HRW’nin 2013 yılına dair öne çıkarttığı olaylar arasında ifade özgürlüğü tartışmaları ve kişilere açılan davalar da yer aldı. Piyanist Fazıl Say’ın dini duyguları aşağıladığı gerekçesiyle 10 ay ertelenmiş hapis cezası alması ve Cumhurbaşkanı Abdullah Gül’ün henüz reşit olmamış biriyle evlendiğini ifade eden Avukat Canan Arın’ın yargılanması da rapora girdi.
Orantısız güç kullanımı
Gezi Parkı olayları sırasında barışçıl gösterilerin tazyikli su, plastik mermi, biber gazı ve kaba dayakla engellediğini ifade eden HRW yetkilileri, polisin doğrudan göstericileri hedef alarak attığı gaz ve plastik mermilerin pek çok kişiyi yaraladığını da belirtti. Türk Tabipleri Birliği’nin verilerine göre 11 kişinin gözünü kaybettiği vurgulanırken, 6 göstericinin ve 1 polis memurunun ölümü ile başına isabet eden gaz bombası ile yaralanan ve hala komada olan Berkin Elvan’ın durumuna raporda ayrı bir parantez açıldı. Eskişehir’de polis memurları tarafından dövülerek öldürülen Ali İsmail Korkmaz cinayeti davasında 4 polisi memurunun yargılanmasına Şubat ayında başlanacağı, Ethem Sarısülük’ü vuran polis memurunun yargılandığı davanınsa sürdüğü belirtildi. İstanbul ve İzmir’de orantısız güç kullandıkları iddiasıyla 164 memur ve 32 amirin soruşturulduğunun bilindiği ancak bu soruşturmaların hangi aşamada olduğuna ilişkin bir bilgi bulunmadığı da rapora geçti.
Cezasızlık geleceği
1990’lı yıllarda devlet görevlilerinin işlediği yargısız infaz gibi suçların 20 yıllık zaman aşımı neticesinde cezasız kaldığı vurgulanırken, Roboski’de 34 yurttaşın öldüğü hava saldırısının Diyarbakır Ağır Ceza Mahkemesi’nden askeri mahkemeye sevkinin ve ilerleyen süreçte etkin soruşturma yapılmayışının, cezasızlık geleneğini sürdürdüğü belirtildi. HRW yetkilileri, Hrant Dink davasında yeniden yargılama kararı alındıysa da, hala yeterli soruşturma yapılmıyor oluşunun olayda devletin parmağı olduğuna işaret ettiğini ileri sürdüler. AKP’ye darbe teşebbüsü iddiasıyla yargılanan Ergenekon sanıklarının 259’unun ağır hapis cezaları aldığı ifade edilirken, bu gibi dev davalardaki toplu yargılama süreçlerinin insan hakkı ihlallerine yol açtığı vurgulandı.

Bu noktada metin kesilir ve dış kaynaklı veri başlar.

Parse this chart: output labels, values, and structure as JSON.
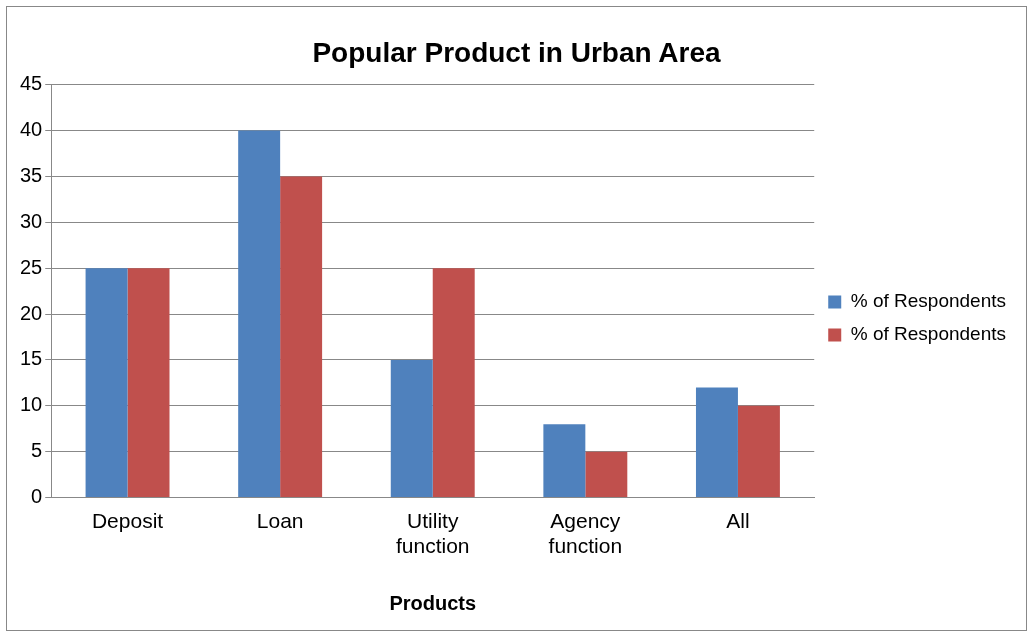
{
  "chart_data": {
    "type": "bar",
    "title": "Popular Product in Urban Area",
    "xlabel": "Products",
    "categories": [
      "Deposit",
      "Loan",
      "Utility function",
      "Agency function",
      "All"
    ],
    "series": [
      {
        "name": "% of Respondents",
        "color": "#4f81bd",
        "values": [
          25,
          40,
          15,
          8,
          12
        ]
      },
      {
        "name": "% of Respondents",
        "color": "#c0504d",
        "values": [
          25,
          35,
          25,
          5,
          10
        ]
      }
    ],
    "ylim": [
      0,
      45
    ],
    "yticks": [
      0,
      5,
      10,
      15,
      20,
      25,
      30,
      35,
      40,
      45
    ],
    "grid": "y",
    "legend": "right"
  }
}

Gezi’deki polis yolsuzluk polisine karşı
HRW’nin 2013 Raporu’na, kaleme aldığı “Kitlesel mezalimi, kalabalıklara zulmü ve anti-terörizm istismarını önlenmesi” isimli makaleyle katkı sunan araştırmacı Kenneth Roth, Gezi olaylarının Erdoğan’ın uzlaşı öngörmeyen yönetim anlayışından kaynaklandığını savunurken, Gezi olaylarının bitmesine karşın iktidarın otokratik yöneliminin son bulmadığına dikkat çekti. Roth makalesinde Türkiye’ye ayırdığı kısımda şu ifadeleri kullandı: “Erdoğan üst üste parlamentonun çoğunluğunu kazanan Erdoğan’ın yönetim tarzı gittikçe otokratikleşti ve zamanla muhalifleri ve kendisine yönelen eleştirileri daha az dikkate alır oldu.” Gezi olaylarının sona ermesinin ardından şiddetin bitmediğini ifade eden Roth, “Protestolar bitmesine rağmen Erdoğan ve yakın çevresinin muhalefete yakın duran basın kuruluşlarına uyguladığı kuvvetli baskı sürdü. Gezi olayları sırasındaki performansından ötürü polisin en büyük destekçisi olan Erdoğan, ortaya çıkan yolsuzluk skandalıyla birlikte düzinelerce yüksek rütbeli polisi ve yürüttüğü soruşturmalarla kabinedeki bakanları ve hatta kendi oğlunu tehdit eden savcıları görevden almaktan imtina etmedi” diye not düştü.